Los individuos tendrán que participar en protestas y en la desobediencia civil no violenta. Debemos presionar a John Roberts y Neil Gorsuch para que se unan a sus colegas liberales de la Corte Suprema cuando les llegue el primer caso de prueba de la nueva orden de deportación. Ambos han repudiado la decisión del tribunal en el caso Korematsu, y el presidente de la corte Roberts escribió: “El caso Korematsu estaba gravemente equivocado el día en que se decidió, ha sido anulado en el tribunal de la historia y —para ser claros— ‘no tiene cabida en la ley según la Constitución’”.

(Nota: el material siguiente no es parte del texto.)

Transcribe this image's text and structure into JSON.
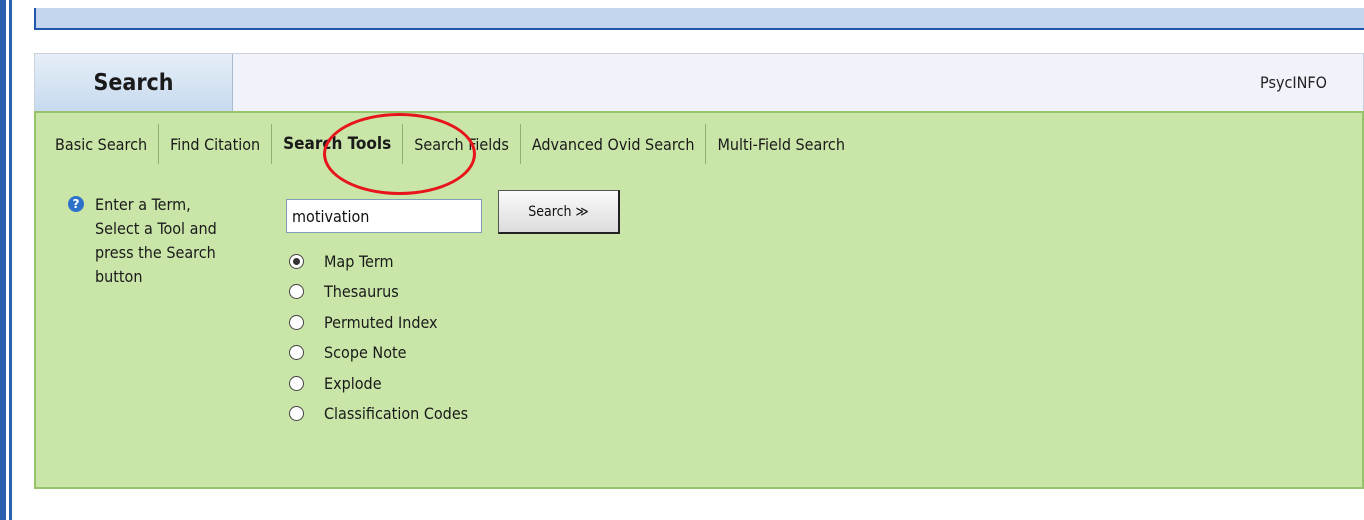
{
  "header": {
    "search_tab": "Search",
    "database": "PsycINFO"
  },
  "tabs": [
    {
      "label": "Basic Search",
      "active": false
    },
    {
      "label": "Find Citation",
      "active": false
    },
    {
      "label": "Search Tools",
      "active": true
    },
    {
      "label": "Search Fields",
      "active": false
    },
    {
      "label": "Advanced Ovid Search",
      "active": false
    },
    {
      "label": "Multi-Field Search",
      "active": false
    }
  ],
  "help": {
    "icon": "question-icon",
    "line1": "Enter a Term,",
    "line2": "Select a Tool and",
    "line3": "press the Search",
    "line4": "button"
  },
  "search": {
    "term_value": "motivation",
    "button_label": "Search ≫"
  },
  "tools": [
    {
      "label": "Map Term",
      "selected": true
    },
    {
      "label": "Thesaurus",
      "selected": false
    },
    {
      "label": "Permuted Index",
      "selected": false
    },
    {
      "label": "Scope Note",
      "selected": false
    },
    {
      "label": "Explode",
      "selected": false
    },
    {
      "label": "Classification Codes",
      "selected": false
    }
  ],
  "colors": {
    "panel_bg": "#c9e5a8",
    "highlight_circle": "#e8141b",
    "accent_blue": "#2a5fb0"
  }
}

Casi un siglo de pensamiento sobre la Segunda Guerra Mundial y el ascenso del fascismo nos ha advertido de este momento. Como escribe el estudioso del totalitarismo Timothy Snyder: “La mayor parte del poder del autoritarismo se otorga libremente. En épocas como esta, los individuos piensan de antemano en lo que querrá un gobierno más represivo, y entonces se ofrecen sin que nadie se los pida. Un ciudadano que se adapta de este modo está enseñando al poder lo que puede hacer”.

En lugar de eso, sigamos ahora el ejemplo dado por aquellos que resistieron. El ejemplo que dieron personas como Yasui, Hirabayashi, Korematsu y Endo; Wayne M. Collins; los “no-no boys” como mi abuelo, mis tíos y mi padre, quienes junto con más de 100.000 personas dentro de los campos participaron en el acto cotidiano de desafío conocido simplemente como supervivencia. Transmitieron sus historias para que, llegado el momento, supiéramos qué hacer para preservar el milagro de unos Estados Unidos en los que todos los niños nacen iguales ante los ojos de la ley.

Timothy Soseki Kudo, sansei (tercera generación de estadounidenses de origen japonés), es veterano de la Marina en Irak y Afganistán y está trabajando en una novela.